あいば
金継ぎでつなぐ、新たな価値と持続可能な未来
高校、大学と建築を学んできた相羽涼汰さん。注文住宅会社に就職し、難関といわれる一級建築士の国家資格も取得。順風満帆に人生を進んでいるかに見えましたが、いつしか心身は疲弊していったと相羽さんは体裁やプレッシャーに捉われていた会社員時代の自分を振り返ります。
その頃、岡崎市額田地区で出会ったのが、破損した器などを漆を使って修復する伝統的な技法・金継ぎでした。魅了された相羽さんは、額田で漆職人として活躍する伊藤広之氏に師事し金継ぎの世界へ。額田に通い、地域の人や自然に触れて行くうちに自分の心身が元気になっていくのを感じたと言います。
「金継ぎは傷を隠すのではなく、むしろ漆や金粉で強調させて唯一無二の美へと再生させます。それは人の心も同じなのではないか。私にとっての漆や金粉が額田の人や自然。傷ついた自分だからこそ新しい自分になれた」と相羽さん。
また、金継ぎを習得して行く中で、地域の伝統文化である漆の技術や製品の衰退はじめ森林や空き家など額田の課題も知り、金継ぎで地域を活性化できないかと考えるようになったともいいます。まずはできることからと、今年1月より金継ぎ教室を岡崎市のまちなかでスタートさせ、地域の伝統文化と技術の伝承、そして、市街地から額田への集客で活性化の一助になればと考えています。

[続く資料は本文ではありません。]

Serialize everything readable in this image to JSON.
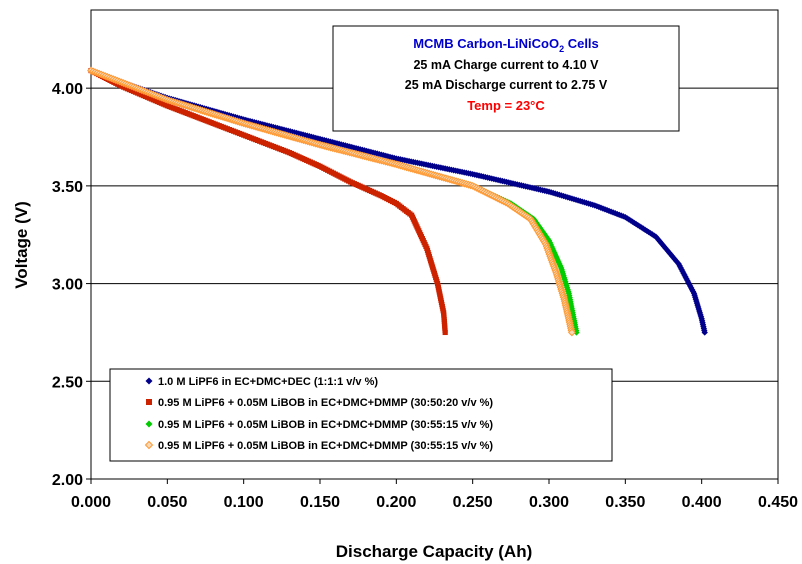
{
  "chart_data": {
    "type": "scatter",
    "xlabel": "Discharge Capacity (Ah)",
    "ylabel": "Voltage (V)",
    "xlim": [
      0.0,
      0.45
    ],
    "ylim": [
      2.0,
      4.4
    ],
    "x_ticks": [
      "0.000",
      "0.050",
      "0.100",
      "0.150",
      "0.200",
      "0.250",
      "0.300",
      "0.350",
      "0.400",
      "0.450"
    ],
    "y_ticks": [
      "2.00",
      "2.50",
      "3.00",
      "3.50",
      "4.00"
    ],
    "grid": "horizontal",
    "info_box": {
      "title": "MCMB Carbon-LiNiCoO",
      "title_subscript": "2",
      "title_suffix": " Cells",
      "line1": "25 mA Charge current to 4.10 V",
      "line2": "25 mA Discharge current to 2.75 V",
      "temp": "Temp = 23°C"
    },
    "legend_position": "bottom-left",
    "series": [
      {
        "name": "1.0 M LiPF6  in EC+DMC+DEC  (1:1:1  v/v %)",
        "color": "#00008b",
        "marker": "diamond",
        "points": [
          [
            0.0,
            4.09
          ],
          [
            0.02,
            4.03
          ],
          [
            0.05,
            3.95
          ],
          [
            0.1,
            3.84
          ],
          [
            0.15,
            3.74
          ],
          [
            0.2,
            3.64
          ],
          [
            0.25,
            3.56
          ],
          [
            0.3,
            3.47
          ],
          [
            0.33,
            3.4
          ],
          [
            0.35,
            3.34
          ],
          [
            0.37,
            3.24
          ],
          [
            0.385,
            3.1
          ],
          [
            0.395,
            2.95
          ],
          [
            0.4,
            2.82
          ],
          [
            0.402,
            2.75
          ]
        ]
      },
      {
        "name": "0.95 M LiPF6 + 0.05M LiBOB  in EC+DMC+DMMP  (30:50:20  v/v %)",
        "color": "#cc2200",
        "marker": "square",
        "points": [
          [
            0.0,
            4.09
          ],
          [
            0.02,
            4.01
          ],
          [
            0.05,
            3.91
          ],
          [
            0.08,
            3.82
          ],
          [
            0.1,
            3.76
          ],
          [
            0.13,
            3.67
          ],
          [
            0.15,
            3.6
          ],
          [
            0.17,
            3.52
          ],
          [
            0.19,
            3.45
          ],
          [
            0.2,
            3.41
          ],
          [
            0.21,
            3.35
          ],
          [
            0.22,
            3.18
          ],
          [
            0.227,
            3.0
          ],
          [
            0.231,
            2.85
          ],
          [
            0.232,
            2.75
          ]
        ]
      },
      {
        "name": "0.95 M LiPF6 + 0.05M LiBOB  in EC+DMC+DMMP  (30:55:15  v/v %)",
        "color": "#00cc00",
        "marker": "diamond",
        "points": [
          [
            0.0,
            4.09
          ],
          [
            0.02,
            4.03
          ],
          [
            0.05,
            3.94
          ],
          [
            0.1,
            3.82
          ],
          [
            0.15,
            3.71
          ],
          [
            0.2,
            3.61
          ],
          [
            0.25,
            3.5
          ],
          [
            0.275,
            3.41
          ],
          [
            0.29,
            3.33
          ],
          [
            0.3,
            3.22
          ],
          [
            0.308,
            3.08
          ],
          [
            0.313,
            2.95
          ],
          [
            0.316,
            2.83
          ],
          [
            0.318,
            2.75
          ]
        ]
      },
      {
        "name": "0.95 M LiPF6 + 0.05M LiBOB  in EC+DMC+DMMP  (30:55:15  v/v %)",
        "color": "#ff9933",
        "marker": "diamond-open",
        "points": [
          [
            0.0,
            4.09
          ],
          [
            0.02,
            4.03
          ],
          [
            0.05,
            3.94
          ],
          [
            0.1,
            3.82
          ],
          [
            0.15,
            3.71
          ],
          [
            0.2,
            3.61
          ],
          [
            0.25,
            3.5
          ],
          [
            0.273,
            3.41
          ],
          [
            0.288,
            3.33
          ],
          [
            0.298,
            3.2
          ],
          [
            0.305,
            3.05
          ],
          [
            0.31,
            2.92
          ],
          [
            0.313,
            2.82
          ],
          [
            0.315,
            2.75
          ]
        ]
      }
    ]
  }
}
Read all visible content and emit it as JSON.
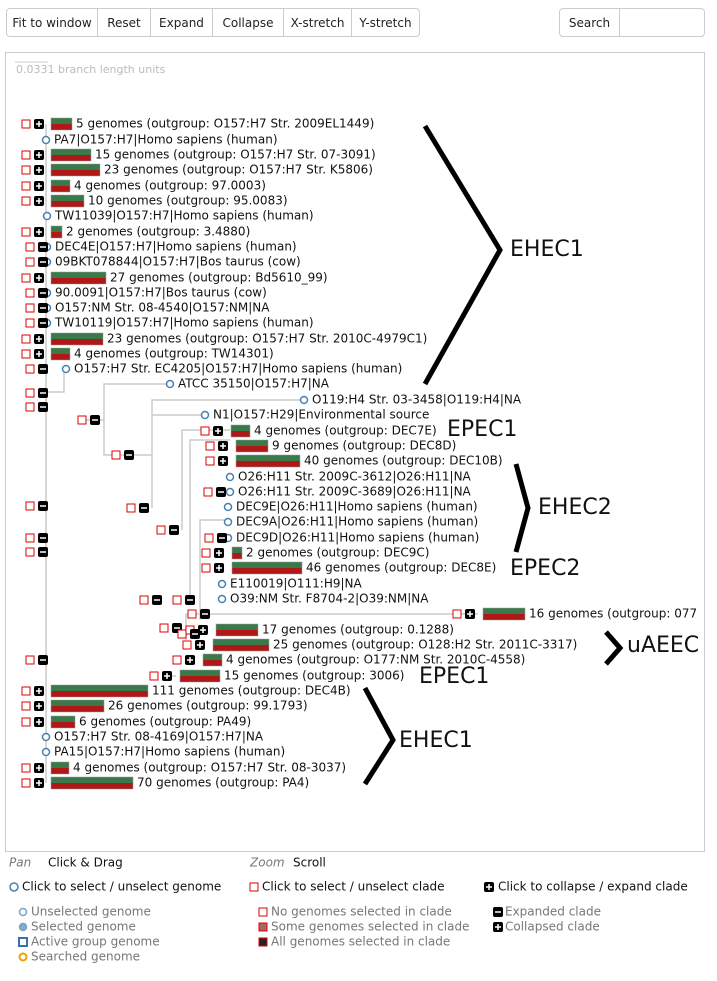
{
  "toolbar": {
    "buttons": [
      "Fit to window",
      "Reset",
      "Expand",
      "Collapse",
      "X-stretch",
      "Y-stretch"
    ],
    "search": "Search"
  },
  "scale_label": "0.0331 branch length units",
  "tree": {
    "rows": [
      "5 genomes (outgroup: O157:H7 Str. 2009EL1449)",
      "PA7|O157:H7|Homo sapiens (human)",
      "15 genomes (outgroup: O157:H7 Str. 07-3091)",
      "23 genomes (outgroup: O157:H7 Str. K5806)",
      "4 genomes (outgroup: 97.0003)",
      "10 genomes (outgroup: 95.0083)",
      "TW11039|O157:H7|Homo sapiens (human)",
      "2 genomes (outgroup: 3.4880)",
      "DEC4E|O157:H7|Homo sapiens (human)",
      "09BKT078844|O157:H7|Bos taurus (cow)",
      "27 genomes (outgroup: Bd5610_99)",
      "90.0091|O157:H7|Bos taurus (cow)",
      "O157:NM Str. 08-4540|O157:NM|NA",
      "TW10119|O157:H7|Homo sapiens (human)",
      "23 genomes (outgroup: O157:H7 Str. 2010C-4979C1)",
      "4 genomes (outgroup: TW14301)",
      "O157:H7 Str. EC4205|O157:H7|Homo sapiens (human)",
      "ATCC 35150|O157:H7|NA",
      "O119:H4 Str. 03-3458|O119:H4|NA",
      "N1|O157:H29|Environmental source",
      "4 genomes (outgroup: DEC7E)",
      "9 genomes (outgroup: DEC8D)",
      "40 genomes (outgroup: DEC10B)",
      "O26:H11 Str. 2009C-3612|O26:H11|NA",
      "O26:H11 Str. 2009C-3689|O26:H11|NA",
      "DEC9E|O26:H11|Homo sapiens (human)",
      "DEC9A|O26:H11|Homo sapiens (human)",
      "DEC9D|O26:H11|Homo sapiens (human)",
      "2 genomes (outgroup: DEC9C)",
      "46 genomes (outgroup: DEC8E)",
      "E110019|O111:H9|NA",
      "O39:NM Str. F8704-2|O39:NM|NA",
      "16 genomes (outgroup: 077",
      "17 genomes (outgroup: 0.1288)",
      "25 genomes (outgroup: O128:H2 Str. 2011C-3317)",
      "4 genomes (outgroup: O177:NM Str. 2010C-4558)",
      "15 genomes (outgroup: 3006)",
      "111 genomes (outgroup: DEC4B)",
      "26 genomes (outgroup: 99.1793)",
      "6 genomes (outgroup: PA49)",
      "O157:H7 Str. 08-4169|O157:H7|NA",
      "PA15|O157:H7|Homo sapiens (human)",
      "4 genomes (outgroup: O157:H7 Str. 08-3037)",
      "70 genomes (outgroup: PA4)"
    ],
    "groups": [
      "EHEC1",
      "EPEC1",
      "EHEC2",
      "EPEC2",
      "uAEEC",
      "EPEC1",
      "EHEC1"
    ]
  },
  "help": {
    "pan_label": "Pan",
    "pan_action": "Click & Drag",
    "zoom_label": "Zoom",
    "zoom_action": "Scroll",
    "instructions": [
      "Click to select / unselect genome",
      "Click to select / unselect clade",
      "Click to collapse / expand clade"
    ],
    "legend": [
      "Unselected genome",
      "Selected genome",
      "Active group genome",
      "Searched genome",
      "No genomes selected in clade",
      "Some genomes selected in clade",
      "All genomes selected in clade",
      "Expanded clade",
      "Collapsed clade"
    ]
  }
}
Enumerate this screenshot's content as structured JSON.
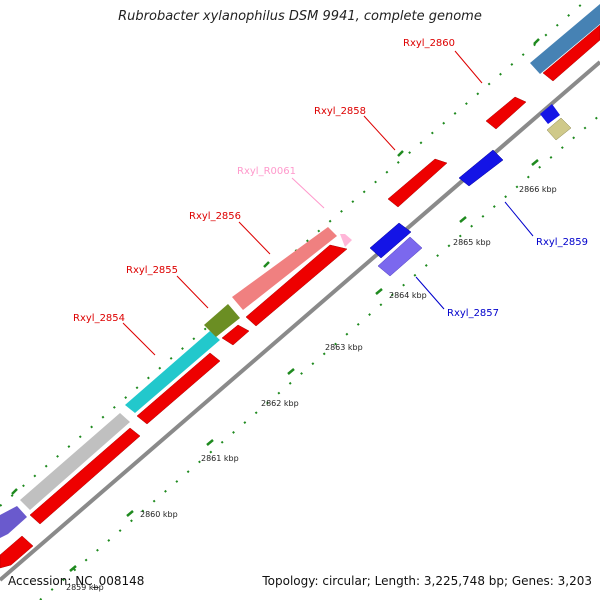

今後は、金継師としての技術により磨きをかけると共に、額田で栽培されている漆の使用も見据え、額田産の木材や空き家などの古材、駆除された鹿の角や革などを利活用したオリジナル漆商品の開発にも注力していく予定。さらには額田地区に、自身の作品を展示販売するギャラリーや金継ぎ教室、ワークショップなどができる拠点づくりも目指しています。
愛知県みよし市出身。特技は書道。